Sab. Gen 24th, 2026

Secondigliano: dopo 30 anni, la trasformazione in futuro con il nuovo Quadrivio

Secondigliano: dopo 30 anni, la trasformazione in futuro con il nuovo Quadrivio

Trent’anni dopo la voragine che ha segnato Secondigliano, un quartiere di Napoli riscopre la speranza in un progetto di rinascita urbana: #RigenerazioneUrbana #Secondigliano

Immaginate un quartiere che, per decenni, ha convissuto con il ricordo di una ferita profonda, aperta come una voragine nel cuore della comunità. Era il 23 gennaio 1996 quando Secondigliano visse un momento tragico che cambiò per sempre il suo Quadrivio, un’area diventata simbolo di abbandono e dolore. Oggi, a trent’anni di distanza, quel luogo non è più solo un’ombra del passato: sta per trasformarsi in un spazio vivo di memoria e incontro, grazie a un ambizioso progetto che unisce le voci dei residenti con l’impegno delle istituzioni.

Al Centro Sandro Pertini, l’evento di presentazione ha riunito la comunità intorno al piano “Era, È e Sarà Quadrivio”, un intervento di rigenerazione urbana finanziato con 745mila euro. Il sindaco di Napoli ha guidato la discussione, sottolineando come questo non sia un semplice restauro, ma un atto di risanamento collettivo. “Oggi siamo qui per onorare una ferita ancora aperta, ma anche per dimostrare che la memoria può e deve diventare il motore del cambiamento. Non ci limitiamo a riempire un vuoto urbano con del cemento: stiamo restituendo ai cittadini uno spazio di partecipazione e di dignità”, ha dichiarato, evocando un senso di empatia che risuona tra le strade affollate del quartiere.

Quello che era un simbolo di tragedia diventerà presto una piazza alberata, progettata per ospitare attività comunitarie, eventi sportivi e momenti di socialità quotidiana.

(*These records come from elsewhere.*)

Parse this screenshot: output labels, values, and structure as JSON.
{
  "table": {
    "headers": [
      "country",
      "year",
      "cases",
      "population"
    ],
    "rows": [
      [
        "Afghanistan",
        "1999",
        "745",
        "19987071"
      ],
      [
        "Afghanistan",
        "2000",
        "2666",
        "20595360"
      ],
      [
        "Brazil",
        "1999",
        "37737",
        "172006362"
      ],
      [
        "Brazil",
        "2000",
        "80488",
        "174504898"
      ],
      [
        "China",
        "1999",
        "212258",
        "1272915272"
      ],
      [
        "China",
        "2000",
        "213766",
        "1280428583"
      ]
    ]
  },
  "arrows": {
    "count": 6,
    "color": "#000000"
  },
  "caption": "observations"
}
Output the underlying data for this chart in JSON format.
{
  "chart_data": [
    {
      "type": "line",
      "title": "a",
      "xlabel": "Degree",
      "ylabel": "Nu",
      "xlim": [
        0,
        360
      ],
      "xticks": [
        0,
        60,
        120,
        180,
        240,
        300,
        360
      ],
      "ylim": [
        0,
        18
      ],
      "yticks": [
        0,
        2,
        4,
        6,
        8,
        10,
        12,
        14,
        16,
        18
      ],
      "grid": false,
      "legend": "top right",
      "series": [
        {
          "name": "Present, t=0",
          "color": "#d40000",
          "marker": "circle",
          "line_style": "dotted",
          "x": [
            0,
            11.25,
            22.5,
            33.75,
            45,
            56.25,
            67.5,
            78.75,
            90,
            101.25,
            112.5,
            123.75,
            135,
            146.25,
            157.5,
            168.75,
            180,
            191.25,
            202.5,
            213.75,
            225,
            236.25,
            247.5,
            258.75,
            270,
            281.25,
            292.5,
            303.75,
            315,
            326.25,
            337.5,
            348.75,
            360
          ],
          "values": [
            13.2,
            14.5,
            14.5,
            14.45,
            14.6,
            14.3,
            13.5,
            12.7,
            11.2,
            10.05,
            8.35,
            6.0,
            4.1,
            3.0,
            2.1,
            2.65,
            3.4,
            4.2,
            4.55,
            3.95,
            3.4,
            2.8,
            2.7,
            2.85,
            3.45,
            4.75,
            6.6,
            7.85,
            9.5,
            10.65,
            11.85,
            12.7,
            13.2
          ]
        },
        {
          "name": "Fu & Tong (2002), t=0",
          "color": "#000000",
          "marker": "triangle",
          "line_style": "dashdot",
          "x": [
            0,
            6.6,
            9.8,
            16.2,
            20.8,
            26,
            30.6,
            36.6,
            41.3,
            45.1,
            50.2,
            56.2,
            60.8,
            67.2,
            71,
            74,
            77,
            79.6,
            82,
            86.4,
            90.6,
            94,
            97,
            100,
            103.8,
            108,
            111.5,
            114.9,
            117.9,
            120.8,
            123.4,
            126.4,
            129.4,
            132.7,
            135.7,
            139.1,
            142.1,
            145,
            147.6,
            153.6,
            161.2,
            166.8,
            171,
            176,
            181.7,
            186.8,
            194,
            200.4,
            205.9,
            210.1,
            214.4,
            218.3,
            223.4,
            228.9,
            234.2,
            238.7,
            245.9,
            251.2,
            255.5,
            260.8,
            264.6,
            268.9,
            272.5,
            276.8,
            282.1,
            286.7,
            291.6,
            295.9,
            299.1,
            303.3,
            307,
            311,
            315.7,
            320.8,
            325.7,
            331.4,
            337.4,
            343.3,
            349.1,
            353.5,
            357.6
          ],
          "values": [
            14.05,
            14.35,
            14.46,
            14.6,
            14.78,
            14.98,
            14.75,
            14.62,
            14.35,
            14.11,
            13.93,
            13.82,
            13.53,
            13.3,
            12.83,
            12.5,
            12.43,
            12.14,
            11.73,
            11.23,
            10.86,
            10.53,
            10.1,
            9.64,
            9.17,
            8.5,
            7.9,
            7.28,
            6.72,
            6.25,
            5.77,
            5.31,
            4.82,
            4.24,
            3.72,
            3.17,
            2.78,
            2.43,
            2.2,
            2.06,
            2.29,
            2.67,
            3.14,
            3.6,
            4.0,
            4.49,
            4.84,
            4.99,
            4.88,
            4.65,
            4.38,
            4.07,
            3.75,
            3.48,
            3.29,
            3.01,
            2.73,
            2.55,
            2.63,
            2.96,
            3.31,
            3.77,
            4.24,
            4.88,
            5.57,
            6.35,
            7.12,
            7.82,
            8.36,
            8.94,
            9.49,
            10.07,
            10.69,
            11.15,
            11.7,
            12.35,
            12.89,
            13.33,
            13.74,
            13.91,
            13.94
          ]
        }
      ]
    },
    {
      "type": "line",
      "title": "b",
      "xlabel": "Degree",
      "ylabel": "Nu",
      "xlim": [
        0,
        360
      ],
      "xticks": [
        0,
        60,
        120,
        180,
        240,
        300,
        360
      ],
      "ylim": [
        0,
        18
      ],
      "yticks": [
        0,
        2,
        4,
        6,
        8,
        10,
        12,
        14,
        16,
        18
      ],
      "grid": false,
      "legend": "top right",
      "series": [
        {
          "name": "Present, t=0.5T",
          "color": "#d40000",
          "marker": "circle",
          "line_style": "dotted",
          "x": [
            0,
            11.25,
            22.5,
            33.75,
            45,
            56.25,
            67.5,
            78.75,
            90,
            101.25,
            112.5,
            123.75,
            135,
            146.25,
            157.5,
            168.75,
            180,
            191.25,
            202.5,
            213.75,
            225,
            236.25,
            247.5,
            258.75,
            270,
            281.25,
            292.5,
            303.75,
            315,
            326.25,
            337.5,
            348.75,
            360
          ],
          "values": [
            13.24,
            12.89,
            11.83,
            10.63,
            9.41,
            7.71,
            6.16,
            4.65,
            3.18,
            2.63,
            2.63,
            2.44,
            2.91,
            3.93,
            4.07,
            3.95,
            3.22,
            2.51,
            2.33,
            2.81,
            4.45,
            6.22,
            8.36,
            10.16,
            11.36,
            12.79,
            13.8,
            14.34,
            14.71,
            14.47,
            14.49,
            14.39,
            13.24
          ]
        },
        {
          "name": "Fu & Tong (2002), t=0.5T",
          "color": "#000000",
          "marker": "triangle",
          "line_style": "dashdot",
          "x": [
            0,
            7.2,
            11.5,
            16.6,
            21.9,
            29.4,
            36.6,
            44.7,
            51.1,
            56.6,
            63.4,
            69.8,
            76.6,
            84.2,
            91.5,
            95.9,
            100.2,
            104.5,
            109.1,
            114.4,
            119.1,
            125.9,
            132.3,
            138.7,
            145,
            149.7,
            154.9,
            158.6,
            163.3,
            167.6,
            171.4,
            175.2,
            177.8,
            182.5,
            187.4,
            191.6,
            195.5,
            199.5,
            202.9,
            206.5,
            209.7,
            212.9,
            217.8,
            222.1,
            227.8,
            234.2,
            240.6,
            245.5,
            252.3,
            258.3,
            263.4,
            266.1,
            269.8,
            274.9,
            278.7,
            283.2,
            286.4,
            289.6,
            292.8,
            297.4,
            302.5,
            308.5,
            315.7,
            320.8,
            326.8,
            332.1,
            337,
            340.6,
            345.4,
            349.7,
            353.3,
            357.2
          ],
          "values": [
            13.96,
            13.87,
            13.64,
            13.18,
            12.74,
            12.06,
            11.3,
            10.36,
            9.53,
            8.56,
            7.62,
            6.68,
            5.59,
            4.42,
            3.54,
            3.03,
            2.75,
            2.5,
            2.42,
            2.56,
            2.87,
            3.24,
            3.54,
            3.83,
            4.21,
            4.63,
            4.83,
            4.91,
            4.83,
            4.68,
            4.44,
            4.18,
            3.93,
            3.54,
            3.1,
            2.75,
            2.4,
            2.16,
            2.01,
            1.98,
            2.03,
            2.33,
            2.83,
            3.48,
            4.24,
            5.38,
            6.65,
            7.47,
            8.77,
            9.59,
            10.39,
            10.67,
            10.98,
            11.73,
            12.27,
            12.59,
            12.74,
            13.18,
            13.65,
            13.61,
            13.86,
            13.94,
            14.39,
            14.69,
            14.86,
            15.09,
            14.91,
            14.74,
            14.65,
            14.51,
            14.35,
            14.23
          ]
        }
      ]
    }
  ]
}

Con pavimentazioni ecologiche e drenanti, l’area non solo ricuce il tessuto urbano tra corso Secondigliano e le Case Celesti, ma integra la memoria del 1996 in modo dinamico: attraverso una nuova toponomastica e il riutilizzo di materiali esistenti, trasformando il ricordo in un elemento vivo della vita quotidiana. È una scelta che, in un certo senso, ricorda come le ferite del passato possano nutrire un futuro più inclusivo, offrendo uno spazio non solo sicuro e accessibile, ma anche profondamente umano.

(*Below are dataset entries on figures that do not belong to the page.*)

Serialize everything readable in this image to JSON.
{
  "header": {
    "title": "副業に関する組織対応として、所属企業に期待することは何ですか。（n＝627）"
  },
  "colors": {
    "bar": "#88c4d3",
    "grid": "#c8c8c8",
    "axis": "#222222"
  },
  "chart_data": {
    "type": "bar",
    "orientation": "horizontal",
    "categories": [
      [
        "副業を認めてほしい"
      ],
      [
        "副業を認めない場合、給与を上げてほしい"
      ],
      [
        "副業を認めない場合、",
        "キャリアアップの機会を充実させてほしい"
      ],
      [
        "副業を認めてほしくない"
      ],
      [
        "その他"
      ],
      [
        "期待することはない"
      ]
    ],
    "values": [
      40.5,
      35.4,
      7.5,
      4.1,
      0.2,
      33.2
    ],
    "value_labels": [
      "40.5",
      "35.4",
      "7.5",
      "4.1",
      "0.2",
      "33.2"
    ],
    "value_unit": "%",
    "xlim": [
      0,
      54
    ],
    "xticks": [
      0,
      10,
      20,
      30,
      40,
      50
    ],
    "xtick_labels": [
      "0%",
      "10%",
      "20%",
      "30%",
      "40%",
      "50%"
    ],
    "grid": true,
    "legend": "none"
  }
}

Al centro di tutto c’è la voce della comunità, coinvolta fin dall’inizio attraverso incontri e focus group avviati a settembre 2025. La vicesindaca e assessora all’Urbanistica ha spiegato con passione come questo progetto vada oltre l’architettura: “Rigenerare il Quadrivio significa innanzitutto operare una ricucitura profonda tra la memoria storica del quartiere e il suo potenziale di sviluppo futuro. Non abbiamo voluto un progetto monumentale e freddo, ma un’infrastruttura sociale aperta. Il disegno della piazza riflette i bisogni emersi dal dialogo con i residenti, rendendo l’urbanistica uno strumento vivo di cittadinanza attiva e di cura del territorio”. In questo modo, il Quadrivio non è più un relitto del 1996, ma un ponte verso relazioni più forti, dove ogni abitante può contribuire a modellare il proprio ambiente.

E così, mentre il quartiere si prepara a voltare pagina, questo progetto diventa un esempio di come la memoria, se intrecciata con la partecipazione, possa davvero cambiare il destino di un luogo e delle persone che lo abitano.